# Setup

In [1]:
import os
from Bio import SeqIO, Align
from Bio.Seq import Seq

# Set up aligner, functions and parameters

In [2]:
aligner = Align.PairwiseAligner()
aligner.mode = 'local'
aligner.open_gap_score = -10
aligner.extend_gap_score = -10

In [3]:
def filter_fastq(query_seq, signature_seq1, signature_seq2, min_score):
    '''Checks whether the read scores a hit with any of the signature sequence in either orientation'''
    
    all_signature_seqs = [
        signature_seq1,
        signature_seq2,
        signature_seq1.reverse_complement(),
        signature_seq2.reverse_complement()
    ]
    
    match_found = False
    for signature_seq in all_signature_seqs:
        alignment = aligner.align(query_seq, signature_seq)
        if alignment.score >= min_score:
            match_found = True
            break
    return match_found

# Change new_filename below to customize the output filename
def map_filename(filename):
    library_info = filename.split(".fq")[0].split("NGS_raw_")[1]
    read_direction = library_info.split("_")[2]
    new_filename = "example_IBM_NGS_filtered_" + library_info + ".fq"
    return new_filename

In [4]:
# Determine how long the sequence within the entered signature sequence will be used
signature_len = 12

# Example on an IBM library of mCherry split by the split M86 intein

In [5]:
M86_N_seq_30 = Seq("TGGAtgcatctcgggagatagtttgatcag")
M86_C_seq_30 = Seq("TGAgttatgtacaatgatgtcattggcgac") # in reverse complement of the M86 CDS

M86_N_sig = M86_N_seq_30[:signature_len]
M86_C_sig = M86_C_seq_30[:signature_len]

In the example below, the example "raw file" is truncated to the first 10,000 records.

In [6]:
raw_filenames = [
    "example_IBM_NGS_raw_1_mCherry_1.fq" # Expand this list for actual looping between multiple files
    ]

In [7]:
for raw_filename in raw_filenames:
    new_filename = map_filename(raw_filename)
    new_file_path = os.path.join("filtered_fastq_files", new_filename)
    raw_file_path = os.path.join("raw_fastq_files", raw_filename)
    read_handle = open(raw_file_path, "r")
    input_seq_iterator = SeqIO.parse(read_handle, "fastq")
    write_handle = open(new_file_path, "w")
    output_seq_iterator = (record for record in input_seq_iterator \
                       if filter_fastq(record.seq, M86_N_sig, M86_C_sig, signature_len) == True)
    SeqIO.write(output_seq_iterator, write_handle, "fastq")
    read_handle.close()
    write_handle.close()

# Inspect before and after filter 
(The section below is typically not used in the data analysis pipeline.
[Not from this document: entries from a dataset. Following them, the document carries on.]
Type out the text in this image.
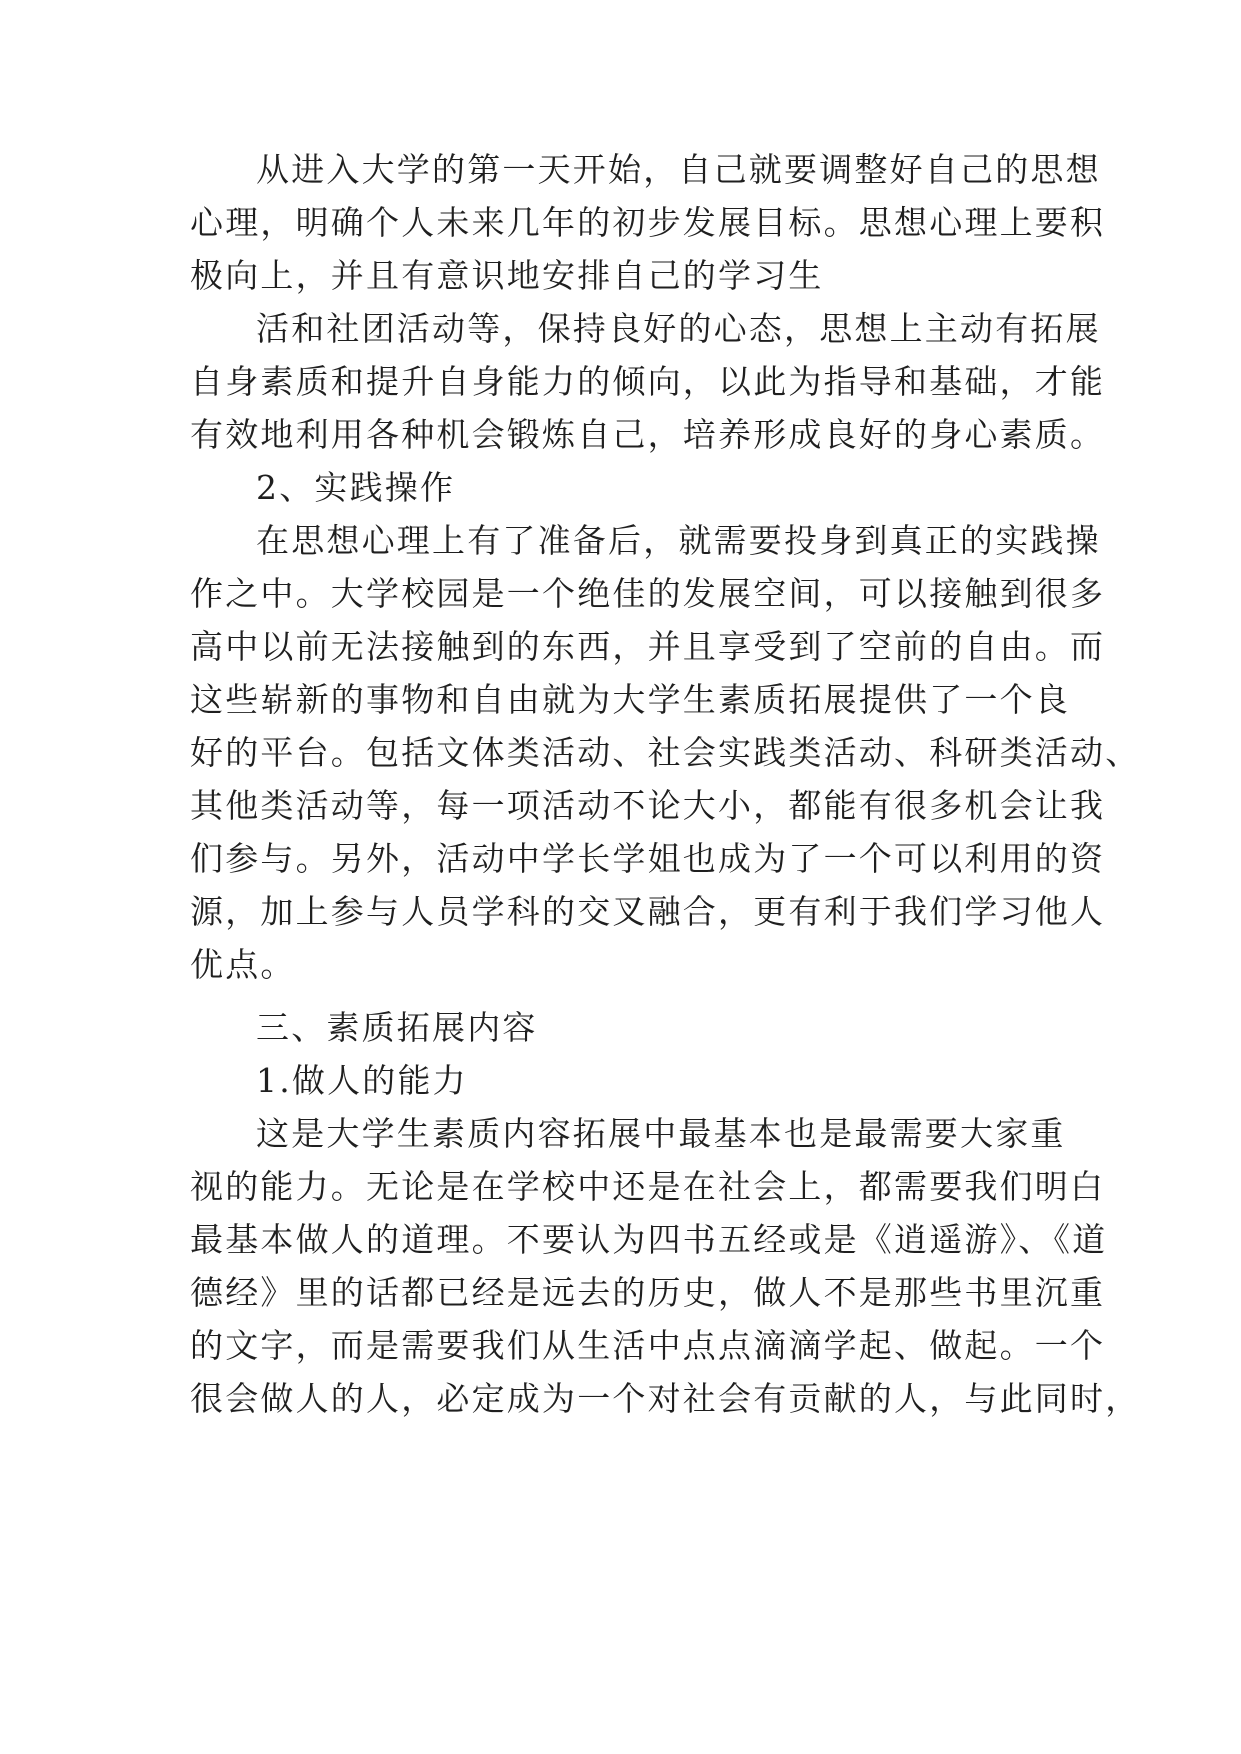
从进入大学的第一天开始，自己就要调整好自己的思想
心理，明确个人未来几年的初步发展目标。思想心理上要积
极向上，并且有意识地安排自己的学习生
活和社团活动等，保持良好的心态，思想上主动有拓展
自身素质和提升自身能力的倾向，以此为指导和基础，才能
有效地利用各种机会锻炼自己，培养形成良好的身心素质。
2、实践操作
在思想心理上有了准备后，就需要投身到真正的实践操
作之中。大学校园是一个绝佳的发展空间，可以接触到很多
高中以前无法接触到的东西，并且享受到了空前的自由。而
这些崭新的事物和自由就为大学生素质拓展提供了一个良
好的平台。包括文体类活动、社会实践类活动、科研类活动、
其他类活动等，每一项活动不论大小，都能有很多机会让我
们参与。另外，活动中学长学姐也成为了一个可以利用的资
源，加上参与人员学科的交叉融合，更有利于我们学习他人
优点。
三、素质拓展内容
1.做人的能力
这是大学生素质内容拓展中最基本也是最需要大家重
视的能力。无论是在学校中还是在社会上，都需要我们明白
最基本做人的道理。不要认为四书五经或是《逍遥游》、《道
德经》里的话都已经是远去的历史，做人不是那些书里沉重
的文字，而是需要我们从生活中点点滴滴学起、做起。一个
很会做人的人，必定成为一个对社会有贡献的人，与此同时，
It is only used here to show the effect of filtering.)

In [8]:
def count_total_reads(file_path):
    read_handle = open(file_path, "r")
    input_seq_iterator = SeqIO.parse(read_handle, "fastq")
    count = 0
    for rec in input_seq_iterator:
        count+=1
    return count

In [9]:
# Count total number of reads in the raw file
print("Unfiltered read counts =", count_total_reads(raw_file_path))

Unfiltered read counts = 10000


In [10]:
# Count total number of reads in the filtered file
print("Filtered read counts =", count_total_reads(new_file_path))

Filtered read counts = 635


Therefore, in the example file there are approximately 6.4% of reads that contain the signature sequences.